Géraldine : Au départ je fais du chant lyrics, j’ai découvert ça au lycée, j’ai été à l’opéra une première fois j’ai trouvé que c’était formidable. Dans la même période j’ai découvert Nightwish avec Tarja, j’en ai eu des frissons et je me suis lancée, j’ai commencé à chanter dans ce style là et puis quand on veut faire de la musique, forcément on n’a pas envie de rester tout seul, ça me semblait « cool » de chercher un groupe. Pour vous raconter l’anecdote ; j’ai mis une annonce sur « karamail », ça fait vieux quand on dit ça (rire), et à l’époque, un guitariste m’a répondu et on a commencé à conversé, a travaillé et il m’a fait rencontrer un claviériste (qui n’était pas Flav).
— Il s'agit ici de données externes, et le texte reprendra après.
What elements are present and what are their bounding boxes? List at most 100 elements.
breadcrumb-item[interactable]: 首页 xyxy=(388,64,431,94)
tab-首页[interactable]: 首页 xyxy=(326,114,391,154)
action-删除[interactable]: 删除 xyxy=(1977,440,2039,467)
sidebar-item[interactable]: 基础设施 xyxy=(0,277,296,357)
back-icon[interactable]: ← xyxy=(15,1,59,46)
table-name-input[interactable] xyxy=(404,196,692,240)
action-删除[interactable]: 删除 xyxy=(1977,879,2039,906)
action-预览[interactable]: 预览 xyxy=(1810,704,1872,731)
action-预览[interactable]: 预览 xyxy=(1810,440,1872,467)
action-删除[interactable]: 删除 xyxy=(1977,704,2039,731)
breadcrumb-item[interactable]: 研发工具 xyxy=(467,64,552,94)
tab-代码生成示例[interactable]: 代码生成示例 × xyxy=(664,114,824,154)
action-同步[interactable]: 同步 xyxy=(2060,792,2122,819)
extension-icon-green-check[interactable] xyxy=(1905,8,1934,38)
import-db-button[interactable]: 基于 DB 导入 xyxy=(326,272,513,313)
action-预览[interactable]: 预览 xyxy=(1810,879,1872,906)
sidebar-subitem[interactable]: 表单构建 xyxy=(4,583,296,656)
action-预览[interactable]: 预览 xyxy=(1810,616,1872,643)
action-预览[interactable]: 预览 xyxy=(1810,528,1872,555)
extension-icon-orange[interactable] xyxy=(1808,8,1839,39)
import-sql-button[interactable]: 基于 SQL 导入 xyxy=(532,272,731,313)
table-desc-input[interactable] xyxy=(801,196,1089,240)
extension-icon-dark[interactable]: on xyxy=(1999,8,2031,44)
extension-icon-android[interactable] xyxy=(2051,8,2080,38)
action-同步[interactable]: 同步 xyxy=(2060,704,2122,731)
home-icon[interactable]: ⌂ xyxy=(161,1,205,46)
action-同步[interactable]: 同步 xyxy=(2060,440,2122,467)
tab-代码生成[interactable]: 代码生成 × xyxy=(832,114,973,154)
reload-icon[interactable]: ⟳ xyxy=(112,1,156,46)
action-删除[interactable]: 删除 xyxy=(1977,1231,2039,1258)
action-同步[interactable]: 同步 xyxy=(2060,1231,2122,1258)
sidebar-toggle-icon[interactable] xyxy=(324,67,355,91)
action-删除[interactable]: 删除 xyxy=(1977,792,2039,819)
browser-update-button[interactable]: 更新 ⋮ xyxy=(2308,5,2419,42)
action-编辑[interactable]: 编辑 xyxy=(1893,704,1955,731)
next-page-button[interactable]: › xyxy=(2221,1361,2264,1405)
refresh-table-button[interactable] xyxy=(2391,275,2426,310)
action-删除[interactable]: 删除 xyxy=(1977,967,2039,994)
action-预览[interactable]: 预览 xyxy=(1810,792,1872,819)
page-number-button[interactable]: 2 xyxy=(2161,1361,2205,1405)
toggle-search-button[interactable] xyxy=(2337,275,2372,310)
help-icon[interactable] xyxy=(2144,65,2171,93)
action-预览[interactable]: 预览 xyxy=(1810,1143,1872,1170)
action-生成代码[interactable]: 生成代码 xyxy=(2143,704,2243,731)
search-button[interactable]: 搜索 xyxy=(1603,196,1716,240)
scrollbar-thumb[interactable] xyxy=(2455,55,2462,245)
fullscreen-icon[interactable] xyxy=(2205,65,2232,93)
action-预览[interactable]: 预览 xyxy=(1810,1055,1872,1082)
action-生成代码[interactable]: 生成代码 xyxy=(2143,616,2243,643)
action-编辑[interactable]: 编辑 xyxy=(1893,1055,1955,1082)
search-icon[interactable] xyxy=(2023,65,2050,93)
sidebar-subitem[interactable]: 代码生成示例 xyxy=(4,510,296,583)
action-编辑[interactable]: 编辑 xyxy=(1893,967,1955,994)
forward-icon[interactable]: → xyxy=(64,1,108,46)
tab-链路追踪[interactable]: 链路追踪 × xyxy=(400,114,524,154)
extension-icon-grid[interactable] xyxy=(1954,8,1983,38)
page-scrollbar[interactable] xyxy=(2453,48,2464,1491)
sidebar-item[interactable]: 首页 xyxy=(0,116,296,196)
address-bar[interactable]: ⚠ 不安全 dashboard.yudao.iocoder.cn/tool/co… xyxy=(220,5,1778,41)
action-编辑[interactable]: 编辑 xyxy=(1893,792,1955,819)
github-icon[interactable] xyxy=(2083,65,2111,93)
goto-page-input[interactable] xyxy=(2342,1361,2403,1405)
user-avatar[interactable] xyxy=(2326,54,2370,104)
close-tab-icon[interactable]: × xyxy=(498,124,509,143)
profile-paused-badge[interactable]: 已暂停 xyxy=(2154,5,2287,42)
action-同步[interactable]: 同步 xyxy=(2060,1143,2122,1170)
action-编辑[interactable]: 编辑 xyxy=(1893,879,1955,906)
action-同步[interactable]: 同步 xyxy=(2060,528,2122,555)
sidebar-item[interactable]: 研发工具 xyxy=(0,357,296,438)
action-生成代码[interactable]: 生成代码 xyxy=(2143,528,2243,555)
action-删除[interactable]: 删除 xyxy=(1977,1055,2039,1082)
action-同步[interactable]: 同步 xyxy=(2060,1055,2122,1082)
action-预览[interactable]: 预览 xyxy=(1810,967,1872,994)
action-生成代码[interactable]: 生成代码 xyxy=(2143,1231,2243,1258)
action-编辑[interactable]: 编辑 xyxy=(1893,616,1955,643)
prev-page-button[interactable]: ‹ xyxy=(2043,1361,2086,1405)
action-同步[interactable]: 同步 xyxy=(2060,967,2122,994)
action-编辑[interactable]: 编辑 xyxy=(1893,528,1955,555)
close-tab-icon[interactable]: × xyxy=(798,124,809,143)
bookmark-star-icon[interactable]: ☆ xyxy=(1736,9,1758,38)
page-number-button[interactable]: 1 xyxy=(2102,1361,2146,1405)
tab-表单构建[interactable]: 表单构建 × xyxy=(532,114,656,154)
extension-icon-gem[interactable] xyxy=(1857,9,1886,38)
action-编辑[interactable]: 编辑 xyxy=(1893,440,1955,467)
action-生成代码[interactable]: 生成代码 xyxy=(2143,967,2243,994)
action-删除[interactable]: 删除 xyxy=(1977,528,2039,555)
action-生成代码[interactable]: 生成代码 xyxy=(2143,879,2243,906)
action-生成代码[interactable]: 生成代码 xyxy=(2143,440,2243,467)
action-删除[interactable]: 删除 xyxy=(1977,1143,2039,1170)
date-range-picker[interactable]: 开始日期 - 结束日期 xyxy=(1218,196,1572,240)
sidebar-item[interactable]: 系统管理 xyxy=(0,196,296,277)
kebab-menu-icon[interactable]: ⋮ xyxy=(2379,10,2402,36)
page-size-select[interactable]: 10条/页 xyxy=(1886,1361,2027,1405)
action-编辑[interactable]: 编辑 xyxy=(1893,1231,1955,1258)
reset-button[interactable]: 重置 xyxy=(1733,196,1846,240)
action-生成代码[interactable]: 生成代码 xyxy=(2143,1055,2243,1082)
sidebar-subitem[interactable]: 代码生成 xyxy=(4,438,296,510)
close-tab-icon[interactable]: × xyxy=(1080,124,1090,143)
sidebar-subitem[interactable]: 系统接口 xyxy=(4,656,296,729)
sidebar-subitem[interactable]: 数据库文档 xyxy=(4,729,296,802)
Puis est arrivé Jérémie qui en premier lieu était bassiste. Je l’ai rencontré par le biais d’une camarade de classe qui m’a dit « j’ai un copain qui est guitariste il cherche un groupe » et comme on avait déjà un guitariste, il est passé bassiste et après le jeu des line up, des gens qui s’en vont, qui ne sont pas intéressés…, a fait que Jérémie est redevenu guitariste.

Nous avons accueilli Jean à la basse et plus tard on a rencontré Flavien. Nicolas, avec qui on était en cours à la Fac avec Jean Gab, fut un de nos batteurs ! C’est toujours des connaissances. C’est parti de « Karamail » et ensuite le bouche à oreille. Puis Flavien est arrivé par le biais de Nicolas. Benighted Soul prenait vie.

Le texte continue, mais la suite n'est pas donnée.